A line from a Russian poem kept flashing and burrowing in my mind as I sat, like so many of us, glued to all my screens, the MSNBC electoral map on the wall, the Times’s needles on a screen in my lap, and the running commentary of Twitter in my hand: “We live without sensing the country beneath us.” (The poem, “Stalin’s Epigram,” by Osip Mandelstam, has been translated many times with slight variations; you can see a number of them here. I have chosen lines from different translations, based on what hews most closely to the original Russian and on the reasons that I kept coming back to this poem all night.) It seemed the best way of describing the state of disorientation and disbelief that marked Tuesday night. Too much of the country wasn’t what any of us thought or hoped it was, whether “we” were my friends and family and me, the mainstream media, the pollsters, or almost anyone I’d heard speak about the election in the last weeks.

Mandelstam’s poem, written in November of 1933, is probably his best-known work. “Our speech is inaudible at ten paces,” reads the next line. We not only don’t know what happens in our country—we cannot speak and be heard; we are deaf to one another, and we are mute. In the time of social isolation, we are indeed almost inaudible at ten paces. We are also barely visible to one another, with half of our faces obscured by masks.

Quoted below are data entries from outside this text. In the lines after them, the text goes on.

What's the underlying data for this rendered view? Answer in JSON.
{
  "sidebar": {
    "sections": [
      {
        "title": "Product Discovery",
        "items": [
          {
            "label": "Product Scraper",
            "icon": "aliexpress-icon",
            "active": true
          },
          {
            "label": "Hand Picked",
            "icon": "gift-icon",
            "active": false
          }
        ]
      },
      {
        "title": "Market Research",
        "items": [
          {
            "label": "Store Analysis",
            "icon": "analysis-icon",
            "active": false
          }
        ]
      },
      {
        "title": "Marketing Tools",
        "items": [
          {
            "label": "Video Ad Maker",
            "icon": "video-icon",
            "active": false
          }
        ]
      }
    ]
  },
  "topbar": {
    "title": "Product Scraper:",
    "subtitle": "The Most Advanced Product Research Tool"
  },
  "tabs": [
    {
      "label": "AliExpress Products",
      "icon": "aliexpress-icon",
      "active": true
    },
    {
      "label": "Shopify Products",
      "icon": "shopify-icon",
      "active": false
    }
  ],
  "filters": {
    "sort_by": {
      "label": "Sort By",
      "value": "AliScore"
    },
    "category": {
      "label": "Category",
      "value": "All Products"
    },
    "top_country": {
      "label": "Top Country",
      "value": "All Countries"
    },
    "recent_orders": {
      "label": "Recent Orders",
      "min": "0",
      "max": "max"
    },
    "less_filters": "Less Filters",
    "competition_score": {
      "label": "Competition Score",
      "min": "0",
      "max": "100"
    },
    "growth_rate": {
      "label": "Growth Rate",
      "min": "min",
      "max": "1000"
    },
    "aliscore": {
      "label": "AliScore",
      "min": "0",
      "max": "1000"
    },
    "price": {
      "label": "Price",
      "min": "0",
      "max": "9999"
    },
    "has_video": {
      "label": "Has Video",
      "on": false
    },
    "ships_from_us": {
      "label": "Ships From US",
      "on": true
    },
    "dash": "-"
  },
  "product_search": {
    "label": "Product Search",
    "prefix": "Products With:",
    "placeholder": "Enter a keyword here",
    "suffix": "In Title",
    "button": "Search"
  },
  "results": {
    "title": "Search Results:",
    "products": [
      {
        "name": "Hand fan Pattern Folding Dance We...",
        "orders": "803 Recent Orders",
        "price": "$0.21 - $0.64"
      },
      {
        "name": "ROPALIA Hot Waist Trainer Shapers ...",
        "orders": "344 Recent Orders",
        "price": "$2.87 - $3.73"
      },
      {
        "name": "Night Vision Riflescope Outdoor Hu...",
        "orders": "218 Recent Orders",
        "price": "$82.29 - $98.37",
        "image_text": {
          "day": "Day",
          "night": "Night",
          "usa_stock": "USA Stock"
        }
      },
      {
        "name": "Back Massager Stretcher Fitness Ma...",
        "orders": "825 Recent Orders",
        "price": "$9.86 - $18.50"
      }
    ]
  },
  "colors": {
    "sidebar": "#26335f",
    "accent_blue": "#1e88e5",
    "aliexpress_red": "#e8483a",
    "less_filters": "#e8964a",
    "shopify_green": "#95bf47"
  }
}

“But where enough meet for half-conversation / The Kremlin hillbilly is our preoccupation” is how Scott Horton translated the next two lines. “They’re like slimy worms, his fat fingers, / His words, as solid as weights of measure.” The brute in charge is inescapable: he is our common obsession and our shared reality. Even as he continues to tear us apart, he brings us together in what conversation there is.

The second stanza of the poem, as translated by Clarence Brown and W. S. Merwin, begins,

Ringed with a scum of chicken-necked bosses
He toys with the tributes of half men.
One whistles, another meouws, a third snivels.
He pokes out his finger and he alone goes boom.

These images, too, have grown familiar: the spectacle of sycophancy, the unceasing performance of dominance.